“Kırmızı olsun üç kuruş fazla olsun” diyenlerden misiniz? Gürcüler kırmızıyı çok severmiş, bu çocukluktan aklımda kalan bir bilgi. Babam o zamanlarda yeni çıkan, üstü ocaklı fırından alacaktı mutfağımıza, İstanbul’dan fabrikadan kırmızı renkli fırın gelmesi için bir kaç hafta beklemiştik. Bizim dışımızda herkesin beyaz fırını, ocağı varken bizim mutfağımızın baş köşesinde kırmızı fırınımız dururdu.

Kırmızı rengin enerji verdiğini, harekete geçiren, coşku duymamızı sağlayan özellikleri olduğunu biliyorum. Kırmızı aşkın  ve tutkunun da rengidir. Yıl biterken yeni yıl ağaçları da kırmızılarla, yeşillerle süslenir, kadınlar kırmızı kıyafetlerini giyerler yılbaşı gecesi. Noel Babanın kıyafeti de kırmızıdır, adeta yeni yılın rengidir kırmızı. Doğu gelenek göreneklerine göre kırmızı şans rengidir.
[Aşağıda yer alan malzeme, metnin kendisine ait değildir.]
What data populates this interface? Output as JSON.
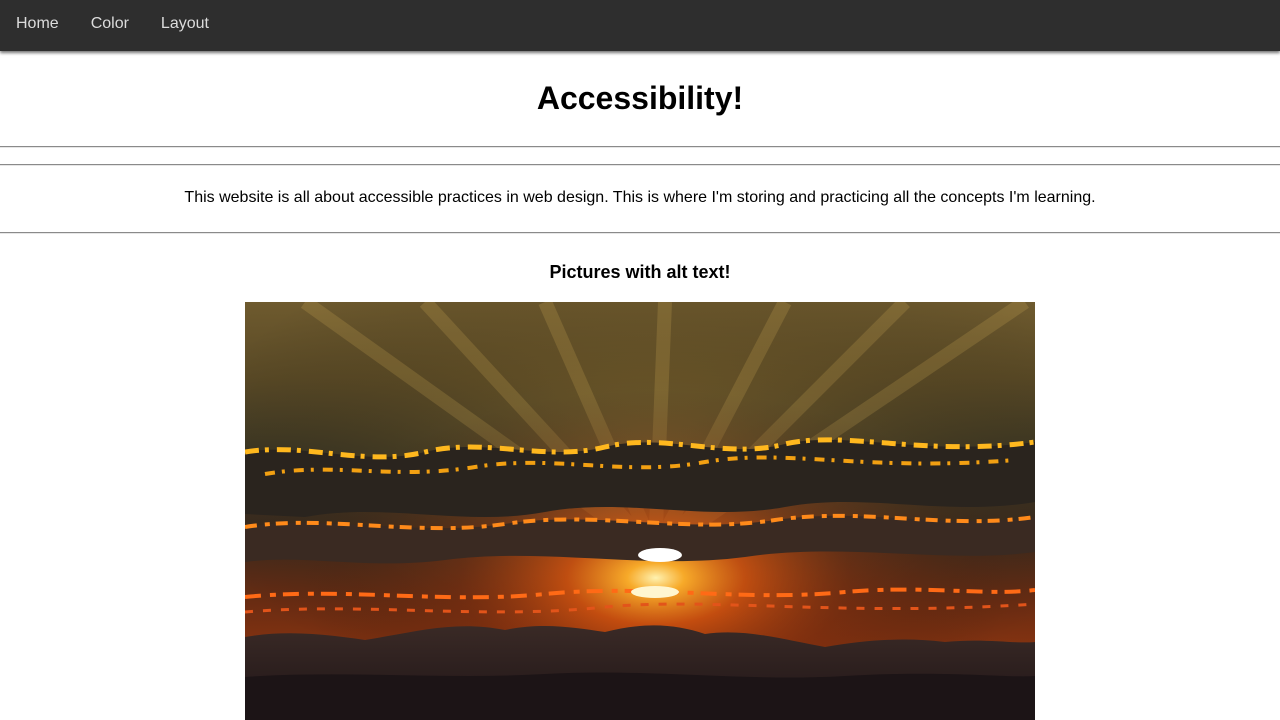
{
  "nav": {
    "items": [
      {
        "label": "Home"
      },
      {
        "label": "Color"
      },
      {
        "label": "Layout"
      }
    ]
  },
  "header": {
    "title": "Accessibility!"
  },
  "intro": {
    "text": "This website is all about accessible practices in web design. This is where I'm storing and practicing all the concepts I'm learning."
  },
  "pictures": {
    "heading": "Pictures with alt text!",
    "image_subject": "sunset-over-mountains"
  },
  "colors": {
    "navbar_bg": "#2e2e2e",
    "nav_text": "#dcdcdc",
    "rule": "#8a8a8a"
  }
}
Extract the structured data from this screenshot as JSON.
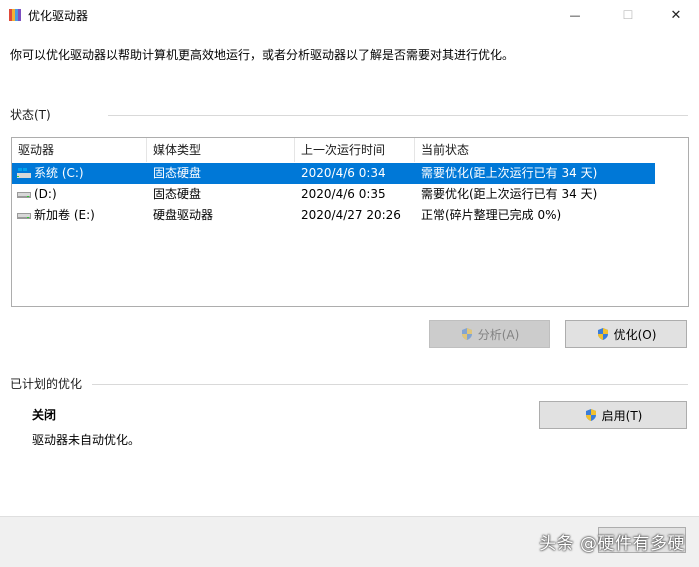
{
  "window": {
    "title": "优化驱动器",
    "minimize_symbol": "—",
    "maximize_symbol": "☐",
    "close_symbol": "✕"
  },
  "intro_text": "你可以优化驱动器以帮助计算机更高效地运行，或者分析驱动器以了解是否需要对其进行优化。",
  "status": {
    "label": "状态(T)",
    "columns": [
      "驱动器",
      "媒体类型",
      "上一次运行时间",
      "当前状态"
    ],
    "rows": [
      {
        "drive": "系统 (C:)",
        "media": "固态硬盘",
        "last_run": "2020/4/6 0:34",
        "state": "需要优化(距上次运行已有 34 天)",
        "selected": true,
        "icon": "windows-drive-icon"
      },
      {
        "drive": "(D:)",
        "media": "固态硬盘",
        "last_run": "2020/4/6 0:35",
        "state": "需要优化(距上次运行已有 34 天)",
        "selected": false,
        "icon": "drive-icon"
      },
      {
        "drive": "新加卷 (E:)",
        "media": "硬盘驱动器",
        "last_run": "2020/4/27 20:26",
        "state": "正常(碎片整理已完成 0%)",
        "selected": false,
        "icon": "drive-icon"
      }
    ]
  },
  "buttons": {
    "analyze": "分析(A)",
    "optimize": "优化(O)",
    "enable": "启用(T)"
  },
  "scheduled": {
    "label": "已计划的优化",
    "state": "关闭",
    "description": "驱动器未自动优化。"
  },
  "watermark": "头条 @硬件有多硬",
  "colors": {
    "selection": "#0078d7",
    "footer": "#f0f0f0",
    "disabled_button": "#cccccc"
  }
}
Kırmızı alarm sinyali olarak bütün uyaranlar arasında ilk dikkat çeker. Kırmızı mutluluğu temsil eder, kan akışını hızlandırır ve iştah açar. Gücün, cesaretin rengidir. İlk bakışta dikkat çekici özelliği ile fark edilen kırmızı; sıcak renkler grubunda yer almasıyla da iç ısıtıcı, heyecan verici bir etki uyandırır. Kırmızı tansiyonu yükseltir, kan basıncını ve akışını hızlandırır ayrıca uyarı ve tehlike işareti olarak da kullanılır. 

Aman dikkat iştah açan da bir özelliği olduğu da kesin kırmızı rengin. Diyet yapıyorsanız bu renkten uzak durmanız iyi olur. Fast food zincirlerinin logoları da dikkat ederseniz genelde kırmızıdır. Çokça yiyelim, doymak bilmeyelim diye.

İlk okuldaydım ve bir ayakkabıcının vitrininde kırmızı rugan ayakkabılar görmüştüm. Eve koşarak gelip anneme bu kırmızı ayakkabıların güzelliğini anlattım. O zamanlar okul ayakkabısı olarak Sümerbank’tan Mekap ayakkabılar satın alınırdı, onlar da genelde siyah veya kahverengi olurdu. Öyle beğenmiştim ki, kırmızı ayakkabıları, annem dayanamayıp, bayrama alacağının sözünü verdi. Ben her fırsatta vitrine gider bakar satılıp, satılmadığını kontrol ederdim. Bayram öncesi o ayakkabıların bana alınması ile çok mutlu olduğumu hatırlıyorum. O kırmızı rugan ayakkabıları bayramın ilk günü giyecektim, başucuma koyup uyumaya çalıştım arife günü gecesi.

Bayram sabahı ilk iş yüzümü yıkayıp, üzerimi çabucak giyinip, parlak kırmızı ayakkabılarla evin içinde dolaşmak oldu. Çocuk sevinci gibisi yok, tüm günümü bulutların üzerinde geçirmiştim. O günlerden beridir severim kırmızı objeleri, giysileri, ayakkabıyı. Neşe vermesinin yanında, iyi hissettirir hayat sevinci verir bana. Enerjim düşük olduğunda beni iyi hissettirir. Yeni yıl hepimize kırmızı enerjisi ve coşkusu ile gelsin.

Cemal Süreyya ne güzel söylemiş; “Kırmızı bir atkı al sade, yalnızlığını saklar, Edip Cansever okuma bu mevsim, ruhunu sakatlar.”